Be aware of a single inhalation. Don’t try to sense or understand it as a whole. Allow yourself to be with this moment of sensation without remembering what was or wondering what will be. The same with a single exhalation, and then with breathing altogether.

Letting go, letting go.

Be particularly aware of endings, of sounds changing and thus disappearing in the instant of hearing, of each moment of consciousness altering and thus ending to be replaced by another one. (If you get frightened or disoriented by a growing sense of the vanishingness of each appearance of reality, focus on something concretely pleasurable and reassuring, like the sensation of flannel against your cheek or the touch of someone who loves you.)

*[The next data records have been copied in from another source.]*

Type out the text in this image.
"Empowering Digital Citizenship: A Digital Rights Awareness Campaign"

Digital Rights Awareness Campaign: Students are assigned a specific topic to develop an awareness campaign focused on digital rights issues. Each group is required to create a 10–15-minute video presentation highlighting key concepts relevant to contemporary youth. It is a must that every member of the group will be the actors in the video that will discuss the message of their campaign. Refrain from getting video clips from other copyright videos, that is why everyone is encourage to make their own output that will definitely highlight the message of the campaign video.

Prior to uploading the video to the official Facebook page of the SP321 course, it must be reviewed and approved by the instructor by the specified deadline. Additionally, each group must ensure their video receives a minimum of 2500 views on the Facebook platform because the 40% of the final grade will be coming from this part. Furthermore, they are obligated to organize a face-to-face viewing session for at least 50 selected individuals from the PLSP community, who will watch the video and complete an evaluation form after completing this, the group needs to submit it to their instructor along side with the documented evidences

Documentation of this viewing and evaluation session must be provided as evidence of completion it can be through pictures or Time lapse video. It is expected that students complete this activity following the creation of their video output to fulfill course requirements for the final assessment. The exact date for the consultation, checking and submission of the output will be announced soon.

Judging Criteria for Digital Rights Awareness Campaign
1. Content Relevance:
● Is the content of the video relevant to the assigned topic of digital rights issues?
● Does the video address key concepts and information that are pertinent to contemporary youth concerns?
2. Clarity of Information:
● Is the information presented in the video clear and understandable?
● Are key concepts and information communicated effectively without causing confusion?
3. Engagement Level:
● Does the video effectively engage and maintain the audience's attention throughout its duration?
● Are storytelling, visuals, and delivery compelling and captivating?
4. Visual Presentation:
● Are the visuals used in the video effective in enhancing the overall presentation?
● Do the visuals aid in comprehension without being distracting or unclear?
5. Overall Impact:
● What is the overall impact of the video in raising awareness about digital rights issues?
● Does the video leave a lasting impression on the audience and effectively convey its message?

Then be particularly aware of emergings, of the arising of matter and energy in the world and the arising of appearances – perceptions, thoughts, longings, etc. – in the inner one. Let go into feeling buoyed by the uprising swelling of this moment congealing into existence, endlessly renewed by the next emerging. Open to trusting in this process, like a wave continually carrying you even as it continually breaks into foam.

Above all, open to the enjoyments available in this moment, even if it is a hard one. No matter how bad it is, it is nurturingly remarkable that it is at all. I don’t mean this in any kind of sentimental, rose-colored-glasses kind of way. Sometimes what the moment holds is awful. But thenature of the moment – its transience, its interconnectedness with moments before and to come, its simultaneous emptying out and filling up – and theawareness of it and its contents, is never awful itself, and is in fact always unsullied and beautiful.

And much of the time, the moment will be filled with rewards overlooked in preoccupations with past or future, such as a dense incoming stream of sights and sounds, tastes and touches – even a sense of beautiful qualities of heart like warmth, compassion, sweetness, friendliness, and love.

So nourished, so full with the riches of now, who would want to be anywhen else?